On Fri, Aug 20, 2010 at 12:42 PM, Ryan Schmidt
<subversion-20...@ryandesign.com> wrote:
> On Aug 19, 2010, at 19:25, David Weintraub wrote:
>> On Wed, Aug 18, 2010 at 6:56 PM, Greg Alexander wrote:
>>> I am a very new Subversion user and am trying to get a post commit hook 
>>> script
>>> working. My Subversion is running on linux. The script I want to add would 
>>> add the
>>> needs-lock property to every file that didn't have a lock. Any pointers on 
>>> this would
>>> be great. I have searched and not found any good, working, examples on how 
>>> to
>>> do this.
>>
>> A couple of things: First of all, your attempt to modify code in a
>> hook script: Not cool.
>>
>> In Subversion, a hook script runs on the server and doesn't have
>> access to the developer's working directory. You COULD do a checkout,
>> modify the files, then recommit, but that would mean your hook script
>> is modifying code which could cause an error. The whole idea is to
>> have the developers responsible for their code and making sure their
>> code is tested and everything is right. Yet, your hook script modifies
>> the code and never tests it.
>
> Well, no, he's not proposing modifying the content of the files, only adding 
> a property.

"Properties" of file are part of the file content in the necessary
Subversion database. They require a revision to commit. Doing that as
a post-commit is.... potentially quite awkward and destructive if a
bug creeps into the script and it recurses, spewing hundreds or
thousands of revisions into unattended operation that you, as a remote
Subversion user, have no graceful way to stop.

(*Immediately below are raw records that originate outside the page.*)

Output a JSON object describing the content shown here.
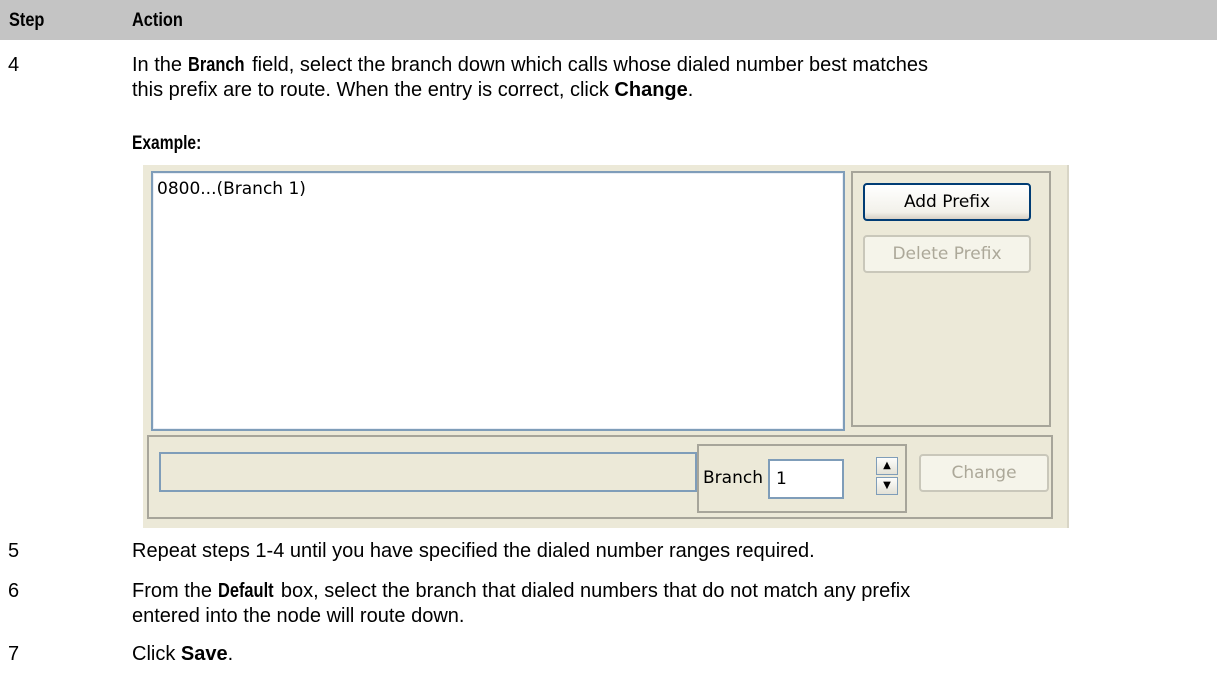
{
  "header": {
    "step_col": "Step",
    "action_col": "Action"
  },
  "rows": [
    {
      "step": "4",
      "line1_pre": "In the ",
      "line1_bold": "Branch",
      "line1_post": " field, select the branch down which calls whose dialed number best matches",
      "line2_pre": "this prefix are to route.   When the entry is correct, click ",
      "line2_bold": "Change",
      "line2_post": "."
    },
    {
      "step": "5",
      "text": "Repeat steps 1-4 until you have specified the dialed number ranges required."
    },
    {
      "step": "6",
      "line1_pre": "From the ",
      "line1_bold": "Default",
      "line1_post": " box, select the branch that dialed numbers that do not match any prefix",
      "line2": "entered into the node will route down."
    },
    {
      "step": "7",
      "pre": "Click ",
      "bold": "Save",
      "post": "."
    }
  ],
  "example_label": "Example:",
  "dialog": {
    "list_items": [
      "0800...(Branch 1)"
    ],
    "add_prefix_label": "Add Prefix",
    "delete_prefix_label": "Delete Prefix",
    "prefix_field_value": "",
    "branch_label": "Branch",
    "branch_value": "1",
    "spin_up_icon": "arrow-up-icon",
    "spin_down_icon": "arrow-down-icon",
    "change_label": "Change"
  }
}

It's a very dangerous idea.


>> Also imagine the logs: Bob did a fix, hook script did a fix. Robert
>> did a fix, hook script did a fix. Alice did a fix, hook script did a
>> fix. Every other log entry is your hook script modifying code.
>
> Only commits immediately after adding a new file will be a commit by the hook 
> script, to add the property. For commits that just modify existing files, 
> there will be no need for the hook script to commit anything.

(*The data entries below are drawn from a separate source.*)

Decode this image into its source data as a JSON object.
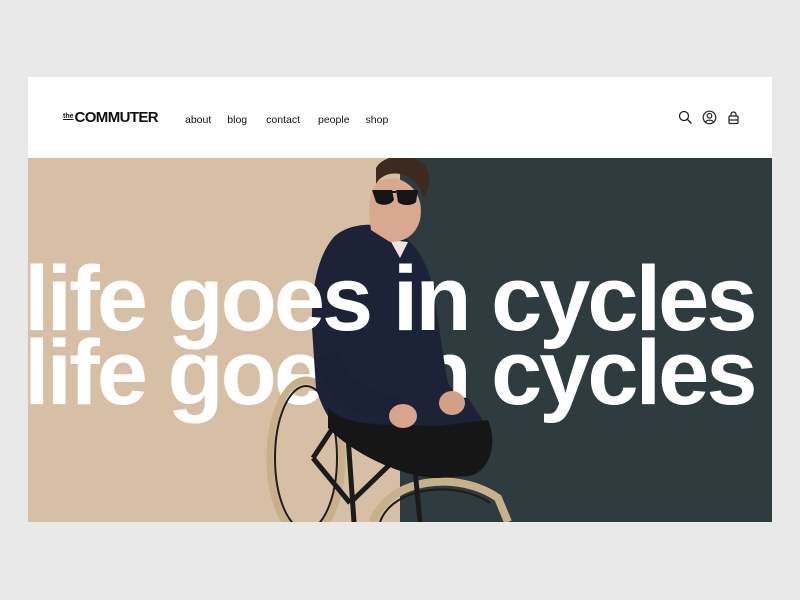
{
  "header": {
    "logo_prefix": "the",
    "logo_name": "COMMUTER",
    "nav": [
      {
        "label": "about"
      },
      {
        "label": "blog"
      },
      {
        "label": "contact"
      },
      {
        "label": "people"
      },
      {
        "label": "shop"
      }
    ],
    "icons": [
      "search-icon",
      "account-icon",
      "bag-icon"
    ]
  },
  "hero": {
    "headline_line1": "life goes in cycles",
    "headline_line2": "life goes in cycles",
    "image": "man-with-sunglasses-on-bicycle",
    "colors": {
      "left_panel": "#d6bfa5",
      "right_panel": "#2e3b3f",
      "text": "#ffffff"
    }
  }
}
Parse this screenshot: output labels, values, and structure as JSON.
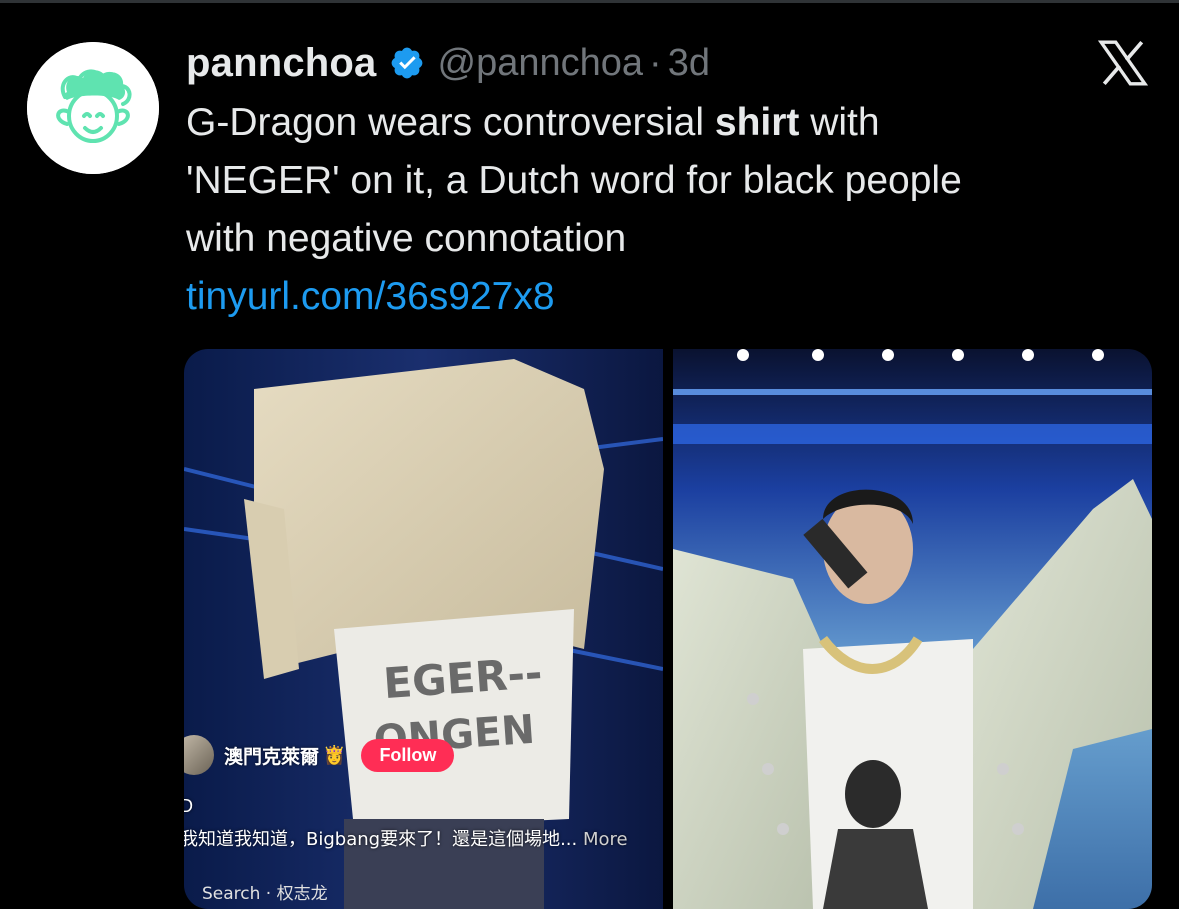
{
  "tweet": {
    "display_name": "pannchoa",
    "verified_icon": "verified-badge-icon",
    "handle": "@pannchoa",
    "separator": "·",
    "age": "3d",
    "text_line1_a": "G-Dragon wears controversial ",
    "text_line1_bold": "shirt",
    "text_line1_b": " with",
    "text_line2": "'NEGER' on it, a Dutch word for black people",
    "text_line3": "with negative connotation",
    "link": "tinyurl.com/36s927x8"
  },
  "brand": {
    "logo_icon": "x-logo-icon",
    "accent": "#1d9bf0",
    "text_primary": "#e7e9ea",
    "text_secondary": "#71767b",
    "avatar_green": "#5fe3b0"
  },
  "media": {
    "left_overlay": {
      "username": "澳門克萊爾",
      "emoji": "👸",
      "follow_label": "Follow",
      "tag": "D",
      "caption": "我知道我知道，Bigbang要來了！還是這個場地...",
      "more_label": "More",
      "search": "Search · 权志龙"
    }
  }
}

And you'll be able to detect this, reliably, how? Remember that the
data available to a post-commit script has to be parsed, and with
multilingual file names or non-7-bit ASCII filenames it can get
tricky.

>> If you want to make sure that the code is correctly formatted, or
>> there's a certain property on the file, you use a pre-commit hook to
>> fail the commit if the developer doesn't have things done correctly.
>> After a couple of times, the developers learns to make these checks
>> before a commit.
>
> Yes, I too would recommend he use this strategy instead. Reject bad commits 
> entirely; soon developers will learn how to make good commits on the first 
> try.

Amen. I wouldn't necessarily call them "good" commits, but you need
compliant commits for this.

>> Now, about the svn:needs-lock property. For 20 or so years, developers
>> had to lock their files before editing. This was part of the design of
>> the first version control system, SCCS and later RCS. You were suppose
>> to get all of the files, then mark the ones you want to edit, modify
>> them, and commit them. It was thought this was the only way you could
>> run a version control system.
>>
>> And, it was a pain. People would lock files and forget to unlock them.
>> Development would be delayed while locks had to be broken. CVS changed
>> all of this. In CVS, you made your changes and committed them. If
>> someone committed before you did, you simply updated that file and
>> tried again.
>>
>> Developers loved it. Development was faster and easier, and all modern
>> version control systems followed suit. You simply edit and commit.
>>
>> You can do what you want, but why? It means you, as the administrator
>> will be spending much of your time breaking locks. You'll see
>> developers get into fights about file editing. And for what? CVS has
>> been around now for 20 years and has shown that lockless version
>> control not only works, but is vastly superior to the kind that made
>> you lock files before editing.
>
> Right. The user should explain to us in more detail, with examples, why he 
> believes locking is necessary.

As opposed to having tag, or a release tag area, be locked.